Discussion of the matter occurred during a hearing addressing S.428, a bill that is designed to fill “holes” in the FCC order requiring the most popular voice-over-IP (VoIP) providers to provide E911 service to their customers, said Sen. Bill Nelson (D-Fla.), sponsor of the bill.
Besides addressing several immediate issues facing VoIP providers of E911, the bill includes language to encourage migration of public-safety answering points (PSAPs) to IP-enabled technologies that would let emergency callers communicate via mediums other than voice. Such networks would be more resilient than the current 911 system, Nelson said.
But funding the capital expenditures associated with a next-generation 911 system is problematic because many current funding models — typically based on fees charged to the ever-shrinking number of traditional fixed telephony lines — are proving to be inadequate.
“We can have all the benefits [of next-generation 911 technology] and bring up the hopes of our folks, but if you can’t pay for it, it’s just a dream,” said Committee Chairman Daniel Inouye (D-Hawaii).

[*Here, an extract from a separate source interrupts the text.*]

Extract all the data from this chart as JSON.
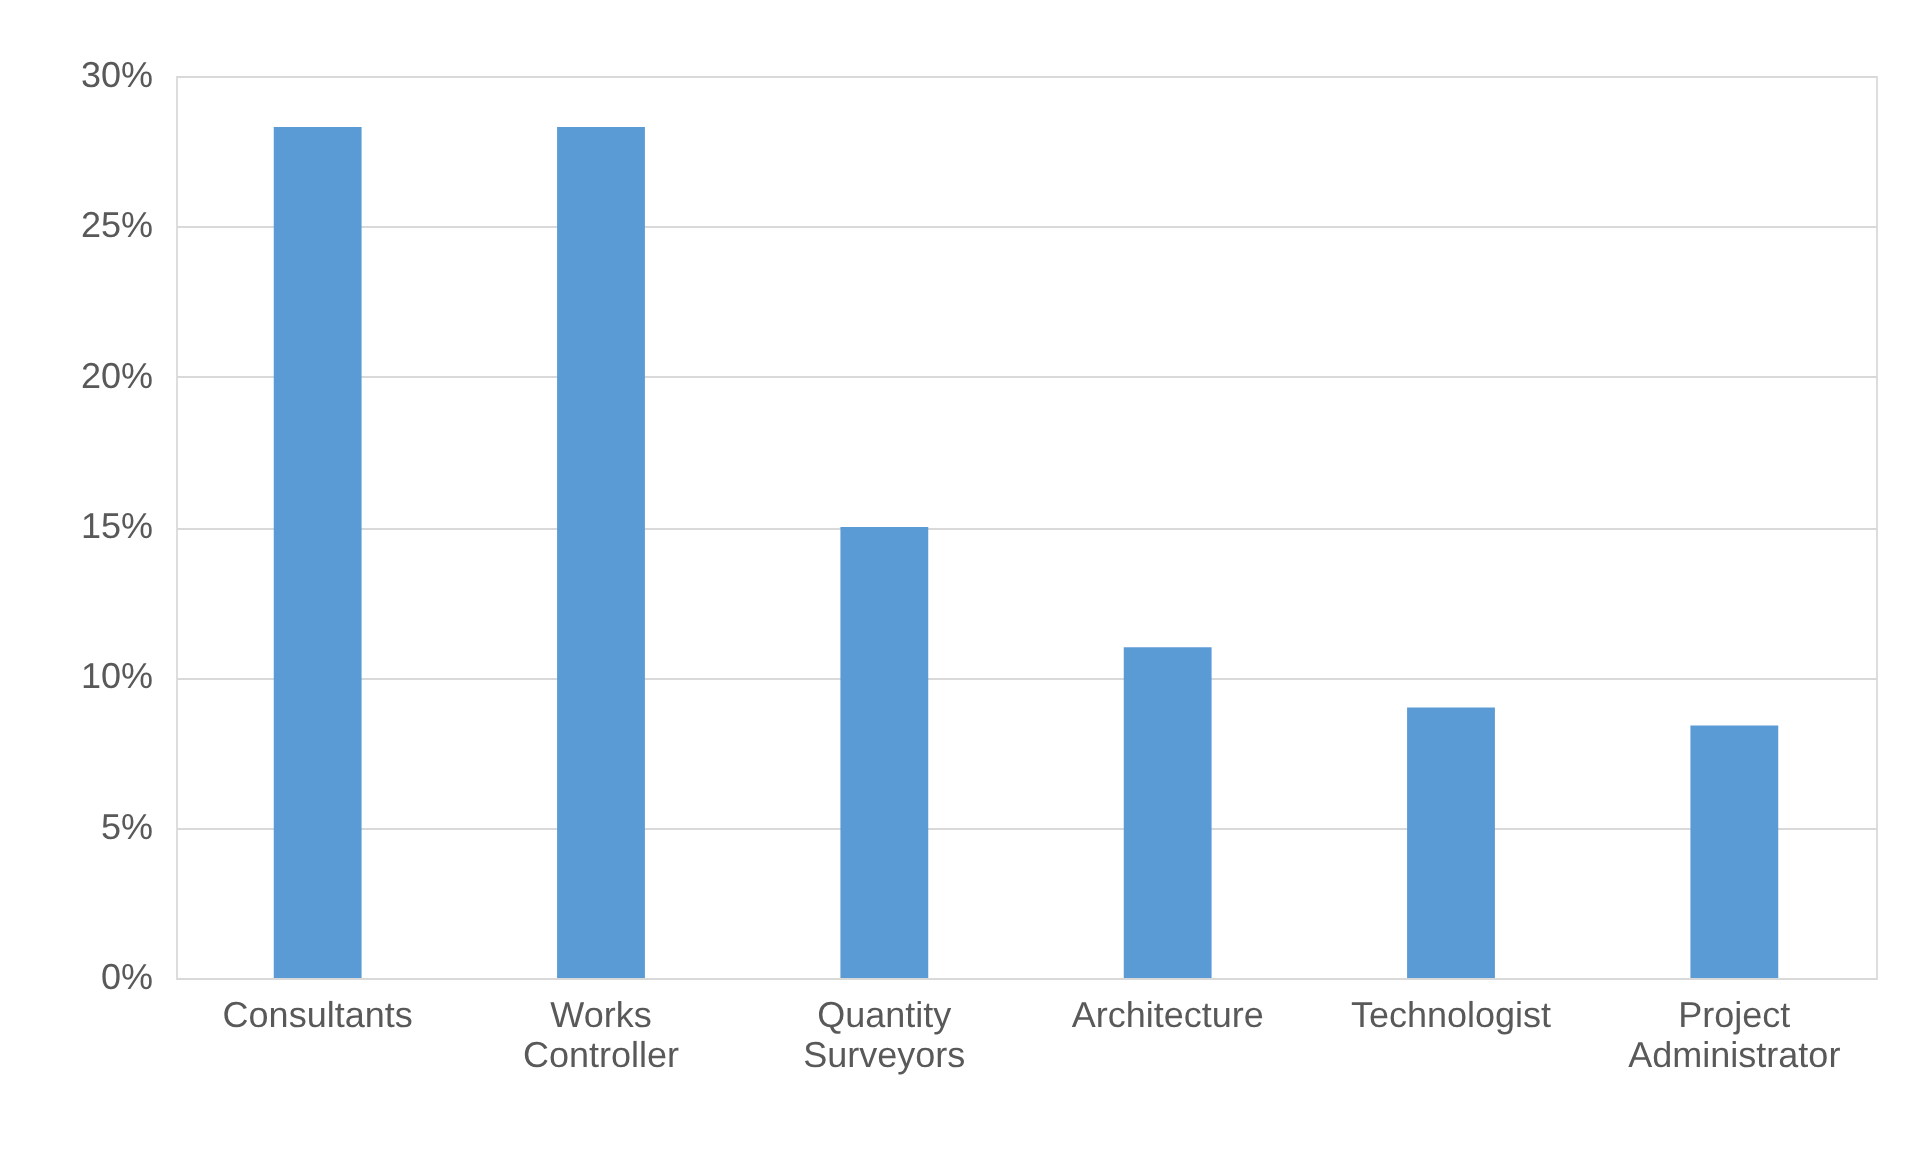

Panelists generally expressed support for the direction of S.428, which would ensure that VoIP providers have access to legacy components needed to be part of the 911 system, extend liability protection to VoIP providers and PSAPs and codifies the FCC’s authority over VoIP services.
Susan O’Leary, executive vice president for VoIP provider Vonage, said 95% of her company’s customers have access to E911 and that the company hopes to reach the 100% mark by the end of the summer. Of the 5% of Vonage customers currently without E911 capability, three-fourths can be attributed to the lack of access to the 911 system — something S.428 would mandate — that often is controlled by an incumbent competitor.
“We need to ensure that 911 remains a public trust, not a tool to block competition,” O’Leary said.